“I’ve got no confidence in these elections at all. I’m not going to vote. I live in the street, on the pavement. Look at my family. We are also Tunisians but look at our children on the streets!”
On a brisk autumnal day in the suburb of Siciliana in northern Tunis, twenty-six year old Neila Herela raced over, begging for us to see where she lived. Her home was a few pieces of carpet fixed over some poles on a slip of pavement beside some empty houses formerly owned by the Trabelsi family. A small fire flickered in the breeze, all the family of twenty six had to keep them warm.
“I’ve got a technical advanced diploma, but I can’t find work. What can I do?” she says tearfully, clutching her Arabic certificate for higher qualifications in publicity and marketing. “I haven’t even got an address to give to potential employers”.
Neila had seen the smart convoy of cars passing by, belonging to businessman Fouad Bouslama who’s campaigning as a candidate for the Tunisia for Tomorrow party. It’s the first time any politician has been down this street she says.
Neila’s story shows that the problem of youth unemployment has not gone away in Tunisia. Twenty-six year old Mohammed Bouazizi became the symbol of the Jasmine Revolution when he set himself on fire when police harassed him as he was trying to sell his produce in the southern town of Sidi Bouzid.
Local government figures for Sidi Bouzid put the unemployment rate for young people with a diploma at 25% for young men, and 44.7% for young women.
According to the Tunisian Workers Communist party (PCOT), national youth unemployment has actually increased since the revolution, from around 500,000 (out of a population of 10.5 million) to about 700,000 today – around 100,000 of those are young people with a diploma.
“Youth unemployment is a structural problem which requires a complete overhaul of our economy” says Sophien Ben Hamidi from the UGTT union (Tunisian General Union of Labour). “It’s not a technical problem. We need to make sure that young people’s qualifications match what prospective employers are looking for”.
So do young people feel that the electoral process is working in their favour? Although a study by Al Maghreb claims that more than 25% of young people said they are not interested in politics, in the bars and cafes of downtown Tunis, it’s not hard to find articulate and passionate educated young Tunisians.

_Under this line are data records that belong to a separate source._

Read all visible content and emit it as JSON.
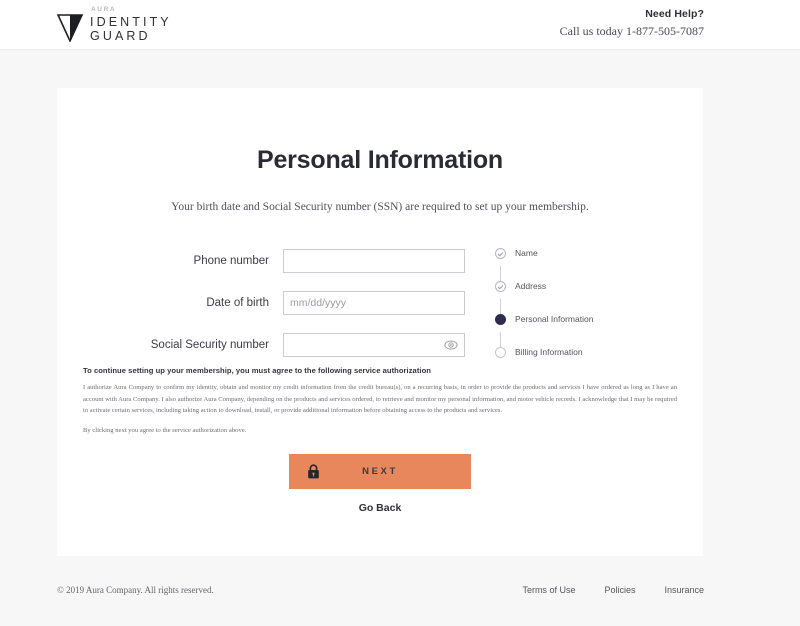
{
  "header": {
    "logo": {
      "brand_small": "AURA",
      "line1": "IDENTITY",
      "line2": "GUARD",
      "mark": "triangle-v-logo"
    },
    "help_title": "Need Help?",
    "help_phone": "Call us today 1-877-505-7087"
  },
  "main": {
    "title": "Personal Information",
    "subtitle": "Your birth date and Social Security number (SSN) are required to set up your membership.",
    "fields": [
      {
        "label": "Phone number",
        "value": "",
        "placeholder": ""
      },
      {
        "label": "Date of birth",
        "value": "",
        "placeholder": "mm/dd/yyyy"
      },
      {
        "label": "Social Security number",
        "value": "",
        "placeholder": ""
      }
    ],
    "ssn_toggle_icon": "eye-icon",
    "steps": [
      {
        "label": "Name",
        "state": "done"
      },
      {
        "label": "Address",
        "state": "done"
      },
      {
        "label": "Personal Information",
        "state": "current"
      },
      {
        "label": "Billing Information",
        "state": "todo"
      }
    ],
    "legal": {
      "heading": "To continue setting up your membership, you must agree to the following service authorization",
      "body": "I authorize Aura Company to confirm my identity, obtain and monitor my credit information from the credit bureau(s), on a recurring basis, in order to provide the products and services I have ordered as long as I have an account with Aura Company. I also authorize Aura Company, depending on the products and services ordered, to retrieve and monitor my personal information, and motor vehicle records. I acknowledge that I may be required to activate certain services, including taking action to download, install, or provide additional information before obtaining access to the products and services.",
      "note": "By clicking next you agree to the service authorization above."
    },
    "next_label": "NEXT",
    "next_icon": "lock-icon",
    "go_back_label": "Go Back"
  },
  "footer": {
    "copyright": "© 2019 Aura Company. All rights reserved.",
    "links": [
      "Terms of Use",
      "Policies",
      "Insurance"
    ]
  },
  "colors": {
    "page_background": "#f7f7f7",
    "card_background": "#ffffff",
    "accent_button": "#e8875b",
    "step_current": "#2d2d4d",
    "text_primary": "#2b2b35"
  }
}
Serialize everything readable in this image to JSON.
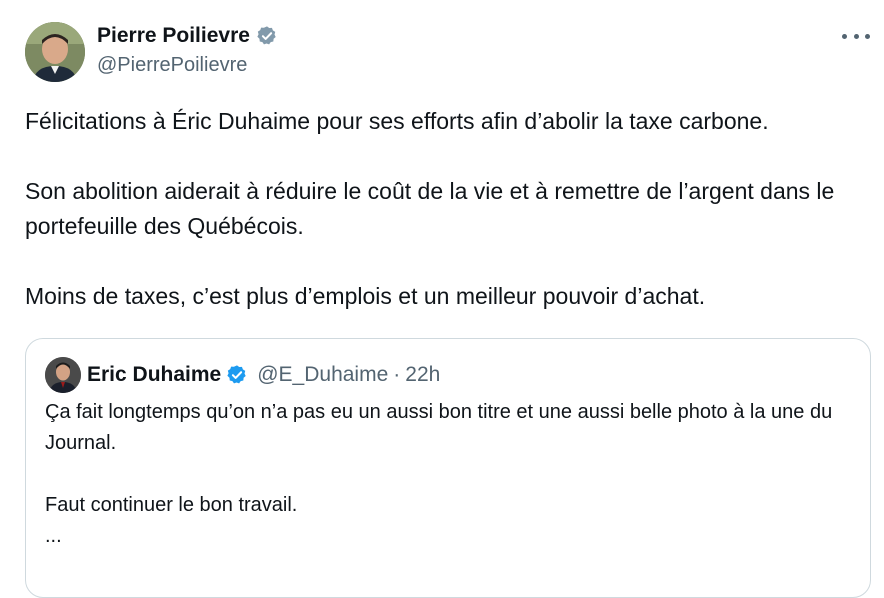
{
  "tweet": {
    "author_name": "Pierre Poilievre",
    "author_handle": "@PierrePoilievre",
    "paragraphs": [
      "Félicitations à Éric Duhaime pour ses efforts afin d’abolir la taxe carbone.",
      "Son abolition aiderait à réduire le coût de la vie et à remettre de l’argent dans le portefeuille des Québécois.",
      "Moins de taxes, c’est plus d’emplois et un meilleur pouvoir d’achat."
    ]
  },
  "quoted_tweet": {
    "author_name": "Eric Duhaime",
    "author_handle": "@E_Duhaime",
    "separator": "·",
    "time": "22h",
    "paragraphs": [
      "Ça fait longtemps qu’on n’a pas eu un aussi bon titre et une aussi belle photo à la une du Journal.",
      "Faut continuer le bon travail.",
      "..."
    ]
  },
  "colors": {
    "verified_blue": "#1d9bf0",
    "secondary_text": "#536471",
    "border": "#cfd9de"
  },
  "icons": {
    "verified": "verified-badge-icon",
    "more": "more-dots-icon"
  }
}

“Unemployment is a very big problem facing us, it’s the reason we had the revolution” says Syrene Benhaj, who works in a call centre part time while studying English. “Of course I’m going to vote. This is very important. But I can’t tell you who I will vote for” she said, laughing as she finished her latte.
On the streets, anecdotal evidence suggests that there is no shortage of interest in the elections, and most young people I spoke to said they intended to vote. On social media sites such as facebook and twitter, which played such a vital role in the Dignity Revolution protests, the debate seems focused on the popular moderate islamist Al-Nahda party and the role of religion in the new constitution.
However some people complain that campaigning has been slow, and in fact there have been few large-scale rallies in the centre of town. Others say they’re confused about what the voting is about, and bewildered by the 116 parties and 11,000 candidates to choose from. The fact is Tunisians are still learning how to run a political campaign.
“It’s confusing for people who have no experience of the democratic process” says young Tunisian journalist Nozha Ben Mohammed.
But there are encouraging signs that some of the main parties understand the importance of engaging young people, and have strategies for getting them interested.
“Young people are suffering in our society, and all the political parties need to help” says Latifa Habeishi who’s standing for Al-Nahda party in the poorer southern Tunis suburb of Manouba. “Al-Nahda will create 580,000 new jobs by fighting against corruption and encouraging foreign investors to come here. But we need the young people to vote for us first!”
According to Maria Espinosa, Deputy Chief Observer of the European Union Election Observation Mission (EU EOM) which was invited by the interim Tunisian government, the process so far has been ‘very transparent’. But she says it’s true that the political parties have failed somewhat to get their messages across to everyone.
The only real measure of the success of this new political project will be the turn-out on Sunday. Although there are concerns that only 4.1 million voters out of a potential 7 million have registered, those who have not registered should still be able to vote on Sunday with their identity card.